Dikutip dari perludem.org, terhadap UU Pemilu yang baru disahkan, kami menyatakan beberapa catatan sebagai berikut, pertama UU Pemilu yang baru disahkan tidak memberikan perbaikan terhadap bangunan sistem politik dan dasar hukum penyelenggaraan pemilu ke depan. Perdebatan panjang hanya berkisar kepada kepentingan jangka pendek partai politik saja.

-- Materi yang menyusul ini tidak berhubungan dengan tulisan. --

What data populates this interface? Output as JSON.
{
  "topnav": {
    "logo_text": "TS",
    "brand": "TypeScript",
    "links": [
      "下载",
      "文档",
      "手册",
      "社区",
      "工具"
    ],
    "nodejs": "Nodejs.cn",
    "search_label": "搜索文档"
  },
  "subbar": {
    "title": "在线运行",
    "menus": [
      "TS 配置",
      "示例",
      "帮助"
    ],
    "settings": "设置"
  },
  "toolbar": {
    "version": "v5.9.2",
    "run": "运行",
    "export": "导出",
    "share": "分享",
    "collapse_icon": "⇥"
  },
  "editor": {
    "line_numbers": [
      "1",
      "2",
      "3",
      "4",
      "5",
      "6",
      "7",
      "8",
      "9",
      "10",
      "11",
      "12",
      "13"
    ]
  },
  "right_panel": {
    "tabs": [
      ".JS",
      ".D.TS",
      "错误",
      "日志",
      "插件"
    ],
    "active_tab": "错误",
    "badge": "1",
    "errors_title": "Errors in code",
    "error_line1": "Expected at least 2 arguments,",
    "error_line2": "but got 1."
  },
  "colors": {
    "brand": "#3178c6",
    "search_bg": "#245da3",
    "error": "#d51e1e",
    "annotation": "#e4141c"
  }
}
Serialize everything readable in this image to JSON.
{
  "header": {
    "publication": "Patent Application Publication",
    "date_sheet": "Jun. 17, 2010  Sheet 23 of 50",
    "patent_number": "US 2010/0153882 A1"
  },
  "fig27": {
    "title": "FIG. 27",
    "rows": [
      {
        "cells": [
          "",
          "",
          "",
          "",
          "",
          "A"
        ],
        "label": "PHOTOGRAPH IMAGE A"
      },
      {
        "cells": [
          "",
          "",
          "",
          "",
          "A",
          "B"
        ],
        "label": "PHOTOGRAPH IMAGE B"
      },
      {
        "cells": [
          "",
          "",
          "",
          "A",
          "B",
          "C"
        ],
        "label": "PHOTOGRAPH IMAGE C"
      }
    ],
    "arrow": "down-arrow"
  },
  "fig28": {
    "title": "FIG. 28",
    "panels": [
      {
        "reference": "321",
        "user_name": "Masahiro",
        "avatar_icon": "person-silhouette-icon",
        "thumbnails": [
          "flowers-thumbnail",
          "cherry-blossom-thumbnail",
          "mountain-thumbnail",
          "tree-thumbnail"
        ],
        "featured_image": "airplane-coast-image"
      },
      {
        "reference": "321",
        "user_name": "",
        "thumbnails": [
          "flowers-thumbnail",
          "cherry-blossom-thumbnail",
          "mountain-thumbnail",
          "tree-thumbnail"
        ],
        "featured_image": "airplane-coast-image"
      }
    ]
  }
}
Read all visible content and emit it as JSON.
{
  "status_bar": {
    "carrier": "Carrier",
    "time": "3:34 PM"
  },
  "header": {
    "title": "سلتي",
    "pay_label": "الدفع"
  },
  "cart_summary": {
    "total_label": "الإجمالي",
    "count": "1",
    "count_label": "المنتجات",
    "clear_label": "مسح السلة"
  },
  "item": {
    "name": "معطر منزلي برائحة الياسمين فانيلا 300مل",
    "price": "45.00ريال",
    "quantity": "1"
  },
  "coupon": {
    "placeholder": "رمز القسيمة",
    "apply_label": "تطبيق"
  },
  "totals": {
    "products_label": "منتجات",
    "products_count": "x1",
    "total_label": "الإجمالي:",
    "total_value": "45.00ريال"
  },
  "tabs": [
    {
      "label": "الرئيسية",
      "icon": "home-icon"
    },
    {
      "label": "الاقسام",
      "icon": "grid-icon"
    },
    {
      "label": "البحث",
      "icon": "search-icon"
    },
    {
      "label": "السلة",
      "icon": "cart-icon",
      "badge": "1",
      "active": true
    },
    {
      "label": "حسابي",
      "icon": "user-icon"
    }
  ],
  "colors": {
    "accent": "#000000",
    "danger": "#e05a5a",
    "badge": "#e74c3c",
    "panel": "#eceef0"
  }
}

Perdebatan lima isu krusial (Ambang batas pencalonan presiden, parliamentary threshold, besaran daerah pemilihan, sistem pemilu legislatif, dan metode konversi suara menjadi kursi), sulit untuk dibantah, jika hal tersebut adalah kepentingan jangka pendek untuk Pemilu 2019; Apalagi, isu ambang batas pencalonan presiden, yang dalam batas penalaran yang wajar, sangat terang bertentangan dengan Pasal 6 A Ayat (2) UUD 1945;
Kedua, dalam UU Pemilu yang baru saja disahkan, tidak sama sekali menyentuh dan memperbaiki bagian peningkatan intergritas penyelenggaraan pemilu. Salah satunya adalah, jumlah minimal sumbangan dari perseorangan dan koorporasi dalam kampanye meningkat dua kali, sementara tidak diikuti dengan mekanisme pengawasan dan penegakan hukum yang transparan, akuntabel, dan berkeadilan;
Ketiga, UU Pemilu yang baru saja disahkan mencabut kewenangan KPU dalam membentuk daerah pemilihan DPRD Provinsi dan lagi-lagi daerah pemilihan DPR RI masih menjadi lampiran dalam Undang-Undang. Padahal sejatinya pembentukan daerah pemilihan menjadi kewenangan KPU dalam rangka menciptakan equal playing battle field akan tetapi Undang-Undang Pemilu mengatur prinsip serta tata cara pembentukan daerah pemilihan;
Keempat, UU Pemilu yang baru saja disahkan belum disertai dengan lampiran UU yang memuat daerah pemilihan DPR, DPRD Provinsi, dan penyesuain jumlah penyelenggara pemilu;
Kelima, UU Pemilu yang baru saja disahkan memberikan tawaran baru formula penghitungan konversi suara menjadi kursi dengan model sainte lague yang mengedepankan proposionalitas;
Keenam, UU Pemilu yang baru disahkan mengamanatkan kepada penyelenggara pemilu untuk memulai tahapan pemilu 20 bulan sebelum hari pemungutan suara (Pasal 167 ayat (3)). 20 bulan sebelum pemilu artinya adalah bulan Agustus 2017 (hal ini berdasarkan kesepakatan pembahasan RUU Pemilu yang menyatakan bahwa pelaksanaan Pemilu 2019 adalah pada bulan April 2019). Melihat jadwal ini hampir dipastikan penyelenggara pemilu tidak akan dapat memenuhi waktu tersebut karena undang-undang ini tidak dapat langsung digunakan karena masih menunggu proses penomoran, dan masih terdapat sejumlah hal yang belum tuntas seperti lampiran undang-undang yang belum siap.